Package 'LACE'

Title: Longitudinal Analysis of Cancer Evolution (LACE)
Description: LACE is an algorithmic framework that processes single-cell somatic mutation profiles from cancer samples collected at different time points and in distinct experimental settings, to produce longitudinal models of cancer evolution.

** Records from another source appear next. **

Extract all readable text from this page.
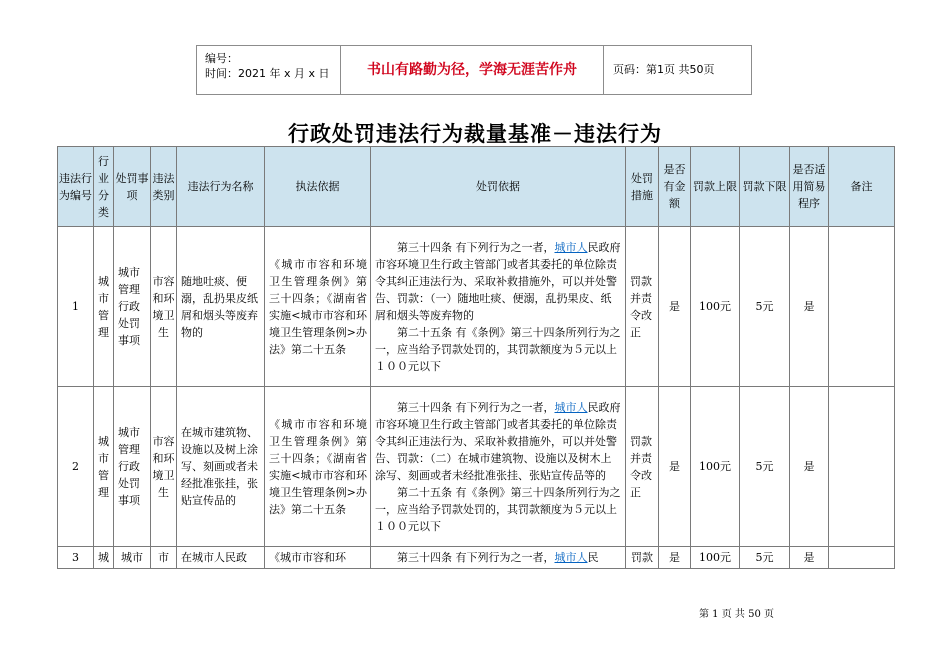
编号：
时间：2021 年 x 月 x 日	书山有路勤为径，学海无涯苦作舟	页码：第1页 共50页
行政处罚违法行为裁量基准－违法行为
违法行为编号	行业分类	处罚事项	违法类别	违法行为名称	执法依据	处罚依据	处罚措施	是否有金额	罚款上限	罚款下限	是否适用简易程序	备注
1	城市管理	城市管理行政处罚事项	市容和环境卫生	随地吐痰、便溺，乱扔果皮纸屑和烟头等废弃物的	《城市市容和环境卫生管理条例》第三十四条；《湖南省实施<城市市容和环境卫生管理条例>办法》第二十五条	第三十四条 有下列行为之一者，城市人民政府市容环境卫生行政主管部门或者其委托的单位除责令其纠正违法行为、采取补救措施外，可以并处警告、罚款：（一）随地吐痰、便溺，乱扔果皮、纸屑和烟头等废弃物的

第二十五条 有《条例》第三十四条所列行为之一，应当给予罚款处罚的，其罚款额度为５元以上１００元以下	罚款并责令改正	是	100元	5元	是	
2	城市管理	城市管理行政处罚事项	市容和环境卫生	在城市建筑物、设施以及树上涂写、刻画或者未经批准张挂，张贴宣传品的	《城市市容和环境卫生管理条例》第三十四条；《湖南省实施<城市市容和环境卫生管理条例>办法》第二十五条	第三十四条 有下列行为之一者，城市人民政府市容环境卫生行政主管部门或者其委托的单位除责令其纠正违法行为、采取补救措施外，可以并处警告、罚款：（二）在城市建筑物、设施以及树木上涂写、刻画或者未经批准张挂、张贴宣传品等的

第二十五条 有《条例》第三十四条所列行为之一，应当给予罚款处罚的，其罚款额度为５元以上１００元以下	罚款并责令改正	是	100元	5元	是	
3	城	城市	市	在城市人民政	《城市市容和环	第三十四条 有下列行为之一者，城市人民	罚款	是	100元	5元	是	
第 1 页 共 50 页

The approach solves a Boolean Matrix Factorization problem with phylogenetic constraints, by maximizing a weighed likelihood function computed on multiple time points.
Authors: Daniele Ramazzotti [aut] , Fabrizio Angaroni [aut], Davide Maspero [cre, aut], Alex Graudenzi [aut], Luca De Sano [aut] , Gianluca Ascolani [aut]
Maintainer: Davide Maspero <[email protected]>
License: file LICENSE
Version: 2.9.0
Built: 2024-06-30 06:44:16 UTC
Source: https://github.com/bioc/LACE

Help Index


compute.mutation.distance

Description

Compute mutation distance among variants from LACE corrected genotype and use it to perform hierarchical clustering.

Usage

## S3 method for class 'mutation.distance'
compute(inference)

Arguments

inference

Results of the inference by LACE.

Value

A matrix mutation_distance with the mutation distance among variants computed from LACE corrected genotype and related hierarchical clustering.

Examples

data(inference)
mutation_distance <- compute.mutation.distance(inference)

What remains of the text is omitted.